Le prime cose che vedi sono una mongolfiera, una torretta di un ex-arsenale e una frase del giovane Holden, che non capisci.

Passi per corridoi con soffitti arancioni leggendo Baricco sui muri: la scuola l’ha fondata lui e può modificarla come fanno col mondo le assurde carte geografiche appese alle pareti delle aule con i numeri pari. Quelle dispari sono nell’ “Acquario”, un corridoio a doppi vetri per lasciarsi guardare: è questo che si fa in questa scuola. Dentro per raccontare meglio fuori.

Per entrare devi essere giovane: tra i 19 e i 30, altrimenti ti mandano al doposcuola, alle “Palestre”, come le chiamano loro, che di nomi strani ne coniano parecchi. Gli studenti sono un po’ IED, un po’ Dams, un po’ scienze politiche, svelano quel tocco di Bocconi quando ti guardano sotto gli occhiali hipster bevendo un succo di frutta Alce Nero. Hanno sempre l’aria di chi si è svegliato da poco e un pacchetto di tabacco in mano. Sembra si sentano superiori, ma se ci parli capisci che non sempre è vero. Spesso non sanno bene dove vanno, come foglie, come navi, come frecce, come la forma del tavolo della sala professori, accuditi anche loro da pareti di libri.

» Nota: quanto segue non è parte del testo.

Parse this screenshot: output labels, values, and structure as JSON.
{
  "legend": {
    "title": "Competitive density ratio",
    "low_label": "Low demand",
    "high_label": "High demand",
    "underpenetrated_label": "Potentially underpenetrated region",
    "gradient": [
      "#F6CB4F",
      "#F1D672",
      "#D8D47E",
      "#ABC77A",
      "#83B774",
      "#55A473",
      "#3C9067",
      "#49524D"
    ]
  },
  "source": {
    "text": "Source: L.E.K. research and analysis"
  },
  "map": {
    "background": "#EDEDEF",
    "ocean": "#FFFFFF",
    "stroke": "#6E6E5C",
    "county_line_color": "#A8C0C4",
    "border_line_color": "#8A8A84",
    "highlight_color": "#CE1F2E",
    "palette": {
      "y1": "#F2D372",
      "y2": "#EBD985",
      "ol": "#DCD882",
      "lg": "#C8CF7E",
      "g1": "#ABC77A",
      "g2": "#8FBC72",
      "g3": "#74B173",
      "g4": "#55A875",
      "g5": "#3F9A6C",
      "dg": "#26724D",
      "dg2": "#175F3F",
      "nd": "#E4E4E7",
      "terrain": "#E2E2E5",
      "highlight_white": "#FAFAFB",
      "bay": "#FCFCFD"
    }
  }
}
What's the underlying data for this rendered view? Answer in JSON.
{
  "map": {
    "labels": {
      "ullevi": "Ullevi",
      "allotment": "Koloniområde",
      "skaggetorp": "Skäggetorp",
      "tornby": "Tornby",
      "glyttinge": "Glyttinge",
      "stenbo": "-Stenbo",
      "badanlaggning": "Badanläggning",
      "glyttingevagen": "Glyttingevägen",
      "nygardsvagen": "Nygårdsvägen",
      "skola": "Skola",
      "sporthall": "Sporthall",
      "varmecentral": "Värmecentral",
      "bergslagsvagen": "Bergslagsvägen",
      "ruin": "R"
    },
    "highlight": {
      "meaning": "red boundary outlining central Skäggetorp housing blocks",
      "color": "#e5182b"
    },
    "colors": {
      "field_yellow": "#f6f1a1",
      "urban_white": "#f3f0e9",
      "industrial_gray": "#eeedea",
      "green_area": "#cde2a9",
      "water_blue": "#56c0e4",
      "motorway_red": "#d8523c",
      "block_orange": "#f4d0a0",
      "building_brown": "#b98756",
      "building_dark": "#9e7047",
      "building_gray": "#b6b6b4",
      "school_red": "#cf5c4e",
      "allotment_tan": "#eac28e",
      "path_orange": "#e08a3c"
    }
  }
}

Si possono sedere per terra e ai Prof devono quasi sempre dare del TU: li hanno pagati per questo 10000 euro all’anno, gli holdeniani. Studiano digital, storytelling, scrittura, serialità e giornalismo, si ritrovano su sedie colorate a parlare di sesso, Prima Repubblica, cinema, realtà aumentata, psicologia. Lo fanno spesso nel cortile o nel terrazzo, prima di entrare in una delle lezioni nel “General Store”, in quell’antiteatro –colorato- di poltrone scomode dove passano Grossman, De Lillo, Parker, De Mauro.